BY EMMA CONNOLLY
AND JACKIE KEOGH
WEST Cork businesses are coming under increased pressure, with some even facing closure, as insurance premiums spiral out of control.
And some firms have not been able to secure any insurance cover at all.
This week alone, three firms voiced their concerns about securing premiums and, in a shock move, The Venue nightclub in O’Donovan’s Hotel in Clonakilty – the town’s only late night venue – announced it is to close on Christmas Day after a 40% hike in its premium. Secondly, the future of the town’s community bike scheme – the only such rural scheme in the country – is also under threat because it can’t get insurance cover.
Meanwhile, in Skibbereen, the owner of The Treehouse indoor play centre, said the future looks very uncertain because of difficulties getting cover due to pending claims. If they cannot get cover, they will be forced to close.
This week the boss of Cork Airport, Niall MacCarthy, lashed out at spiralling insurance pay-outs which, he said, are having an adverse impact on businesses big and small throughout the country, including in the tourism, sports, voluntary and hospitality sectors.

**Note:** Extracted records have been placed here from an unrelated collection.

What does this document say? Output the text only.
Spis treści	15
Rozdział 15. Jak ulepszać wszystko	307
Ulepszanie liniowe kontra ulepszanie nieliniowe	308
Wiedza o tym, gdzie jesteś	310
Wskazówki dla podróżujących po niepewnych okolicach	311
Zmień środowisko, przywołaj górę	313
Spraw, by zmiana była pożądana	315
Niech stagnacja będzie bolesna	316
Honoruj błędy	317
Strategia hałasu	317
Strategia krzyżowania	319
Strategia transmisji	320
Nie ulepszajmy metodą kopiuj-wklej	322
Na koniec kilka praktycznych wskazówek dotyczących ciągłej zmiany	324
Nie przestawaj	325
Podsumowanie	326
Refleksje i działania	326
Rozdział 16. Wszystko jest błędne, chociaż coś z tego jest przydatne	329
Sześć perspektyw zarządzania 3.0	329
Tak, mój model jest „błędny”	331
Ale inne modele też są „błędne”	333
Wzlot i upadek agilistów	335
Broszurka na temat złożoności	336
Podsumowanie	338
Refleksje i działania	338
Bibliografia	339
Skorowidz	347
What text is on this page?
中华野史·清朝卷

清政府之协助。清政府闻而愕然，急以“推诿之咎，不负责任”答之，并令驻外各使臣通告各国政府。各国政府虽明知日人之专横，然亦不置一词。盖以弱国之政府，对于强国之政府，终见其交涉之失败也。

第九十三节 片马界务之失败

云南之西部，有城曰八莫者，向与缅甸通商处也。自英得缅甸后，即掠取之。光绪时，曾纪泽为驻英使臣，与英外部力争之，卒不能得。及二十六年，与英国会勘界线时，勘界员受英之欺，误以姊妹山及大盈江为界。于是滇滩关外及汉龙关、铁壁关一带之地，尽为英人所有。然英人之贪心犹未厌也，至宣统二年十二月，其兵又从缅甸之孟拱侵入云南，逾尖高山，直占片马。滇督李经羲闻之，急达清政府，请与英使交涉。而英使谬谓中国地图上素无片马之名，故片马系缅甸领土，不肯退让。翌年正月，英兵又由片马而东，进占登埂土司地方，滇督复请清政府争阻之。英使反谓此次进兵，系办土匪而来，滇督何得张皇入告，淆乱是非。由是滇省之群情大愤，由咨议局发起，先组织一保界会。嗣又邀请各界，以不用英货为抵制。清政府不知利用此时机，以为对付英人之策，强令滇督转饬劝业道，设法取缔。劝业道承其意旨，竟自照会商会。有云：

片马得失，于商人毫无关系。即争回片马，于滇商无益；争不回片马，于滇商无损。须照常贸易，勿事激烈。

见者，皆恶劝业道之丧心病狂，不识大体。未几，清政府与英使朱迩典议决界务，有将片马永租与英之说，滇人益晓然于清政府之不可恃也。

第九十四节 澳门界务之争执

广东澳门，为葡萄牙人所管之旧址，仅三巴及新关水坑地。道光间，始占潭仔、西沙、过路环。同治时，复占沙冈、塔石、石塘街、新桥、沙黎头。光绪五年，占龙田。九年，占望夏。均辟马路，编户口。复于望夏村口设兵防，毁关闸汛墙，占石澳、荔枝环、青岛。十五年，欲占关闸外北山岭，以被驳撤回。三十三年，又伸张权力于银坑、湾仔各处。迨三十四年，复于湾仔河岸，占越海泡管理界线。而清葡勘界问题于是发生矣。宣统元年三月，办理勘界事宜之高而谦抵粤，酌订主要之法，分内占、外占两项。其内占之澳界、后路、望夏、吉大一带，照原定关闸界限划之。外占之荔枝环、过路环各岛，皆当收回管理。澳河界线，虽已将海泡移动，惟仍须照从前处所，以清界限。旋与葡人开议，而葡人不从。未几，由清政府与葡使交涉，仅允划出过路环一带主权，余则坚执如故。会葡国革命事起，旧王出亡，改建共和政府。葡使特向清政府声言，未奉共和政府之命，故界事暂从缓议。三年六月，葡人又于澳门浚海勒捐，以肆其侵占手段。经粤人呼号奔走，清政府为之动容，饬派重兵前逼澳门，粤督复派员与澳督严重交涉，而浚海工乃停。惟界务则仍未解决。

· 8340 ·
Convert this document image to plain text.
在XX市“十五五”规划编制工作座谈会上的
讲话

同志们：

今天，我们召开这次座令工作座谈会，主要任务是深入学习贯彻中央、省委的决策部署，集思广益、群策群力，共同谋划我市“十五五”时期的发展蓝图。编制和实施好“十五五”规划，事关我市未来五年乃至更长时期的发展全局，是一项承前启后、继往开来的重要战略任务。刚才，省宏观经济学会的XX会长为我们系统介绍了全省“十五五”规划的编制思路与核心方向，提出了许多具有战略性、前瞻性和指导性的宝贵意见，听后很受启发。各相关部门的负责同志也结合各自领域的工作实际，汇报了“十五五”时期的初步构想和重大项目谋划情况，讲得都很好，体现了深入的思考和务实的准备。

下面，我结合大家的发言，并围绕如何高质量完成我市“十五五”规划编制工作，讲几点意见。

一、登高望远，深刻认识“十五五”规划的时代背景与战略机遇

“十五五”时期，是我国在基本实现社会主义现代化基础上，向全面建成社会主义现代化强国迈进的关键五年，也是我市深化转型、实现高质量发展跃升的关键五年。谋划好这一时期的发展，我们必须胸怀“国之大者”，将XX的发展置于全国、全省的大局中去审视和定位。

A reduction in services like the bike rental scheme, late-night venues, and facilities for children’s activities, would also have a negative effect on Cork’s attraction as a tourism destination.
Nina Sharif, who set up The Treehouse in Skibbereen five years ago, said she wants to keep her business going in the hope that laws surrounding claims will change – but she fears it won’t happen soon enough.
‘When we started, our insurance was €3,000; then it went to €7,000 and now it’s €20,000. It’s due for renewal at the end of January, but with two cases pending against us, I don’t even know if we’ll get cover. One company is looking at us but if we’ve no insurance, we’ll have to close,’ she said.
Nina, who provides eight jobs at the Treehouse, said the insurance situation was ‘crazy.’
‘The current set-up where people can take claims, in what’s almost like a free lottery, is making it impossible to do business,’ she said.
Clonakilty mayor Michael O’Neill said the closure of The Venue was a major blow to the town which is a popular destination for stags and hens.
The town has already been without a club on Sunday nights for some time and Michael said there was a noticeable drop-off in people socialising on those nights as a result.
‘I feel the insurance issue is a bigger crisis than Brexit – where is it going to stop?’
It’s creating a climate of fear in all aspects of society. The government has to take leadership on this,’ he said.
With Deasy’s of Ring to close on New Year’s Eve, in matters unrelated to insurance, and now a threat to the viability of the bike scheme, there are fears that Clon’s appeal as as a ‘destination’ to visitors may be diminished.
In a strongly worded speech at a recent business breakfast, Niall MacCarthy of Cork Airport called for radical reform in the legal framework surrounding insurance in Ireland to cap the level of awards, particularly in personal injury claims.
Mr MacCarthy, who was speaking to the Association of Chartered Certified Accountants (ACCA), said ‘insurance premiums are not only an impediment for further business investment in Ireland, but are impacting community, sports and voluntary events which are so important to the tourism sector and to the quality of life for local residents.’ Spiralling insurance costs for businesses have been making headlines for months with the government being called on to urgently address the situation. A judicial council is to be established with the ultimate aim of reducing pay outs but there’s no timeline on when reform will happen.